• kaz daglarına ait bir efsanedir..
    peleus'la thetis'in olympos'ta kutlanan bir düğününe fesatlık tanrıçası eris davet edilmemiş... fesatlık bu ya boş durur mu, düğüne davetsiz gelip masanın ortasına altın bir elma atıvermiş, elmanın üzerinde "en güzele" yazıyormuş.. bütün kadınlar elma benim, bana yakışır diyerek elmayı sahiplenmeye kalkmışlar, bunun üzerine en güzeli tanrılar tanrısı zeus seçsin denmiş, ama zeus elmayı karısı tanrıça hera'ya verse diğer tanrıçalar kıyameti koparacaklar, başka tanrıçalara verse bu sefer de karısı ortalığı kaldıracak, zeus bu işi başından savmak için kaz dağlarının yakışıklı çobanı paris'i elmayı en güzele vermesi için görevlendirmiş.. bu karmaşadan sonra ortada en güzelim diye üç tanrıça kalmış. zeus'un karısı hera, akıl tanrıçası atena, güzellik ve sevgi tanrıçası venüs.. bu üç tanrıça, yakışıklı çobanın karşısına çıkmışlar. çobanın elinde "en güzele" diye yazan altın elma, karşısında yürekleri heyecandan çarpan üç tanrıça...

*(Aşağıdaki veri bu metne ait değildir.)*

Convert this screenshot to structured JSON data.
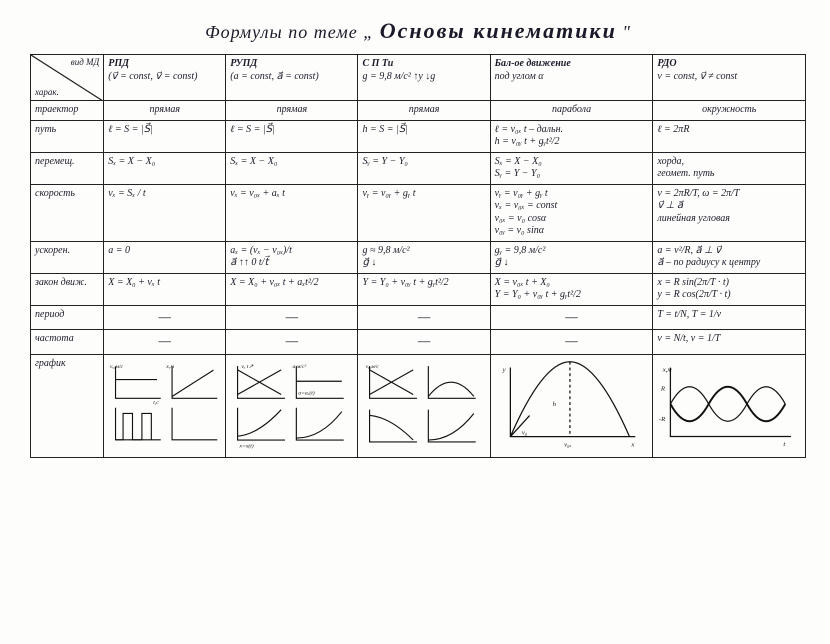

    tanrıçalar başlamışlar akıllarına gelen vaatlerle çobanı etki altına almaya. atena; ün, şan vaat etmiş, hera; zenginlik ve kuvvet.. venüs ise, dünyanın en güzel kızını vaat etmiş.. atena ve hera en güzel elbiselerini giyip, en süslü mücevherlerini takmışlar, oysa güzellik örtü istemez, güzellik onun örtüsü diyen venüs bunların hiçbirini yapmamış.. paris'in altın elmayı tutan eli kımıldamış... herkes heyecan içinde ve el geniş bir kavis çizerek venüs'e doğru uzanmış.. paris üzerinde "en güzele" yazan altın elmayı venüs'e vermiş...
  • botticelli'nin 1480-1483 yılları arasında tamamladığı, şu an paris louvre müzesindeki tablosu. venüs ve üç güzeller bir genç kadına hediye sunmaktadırlar.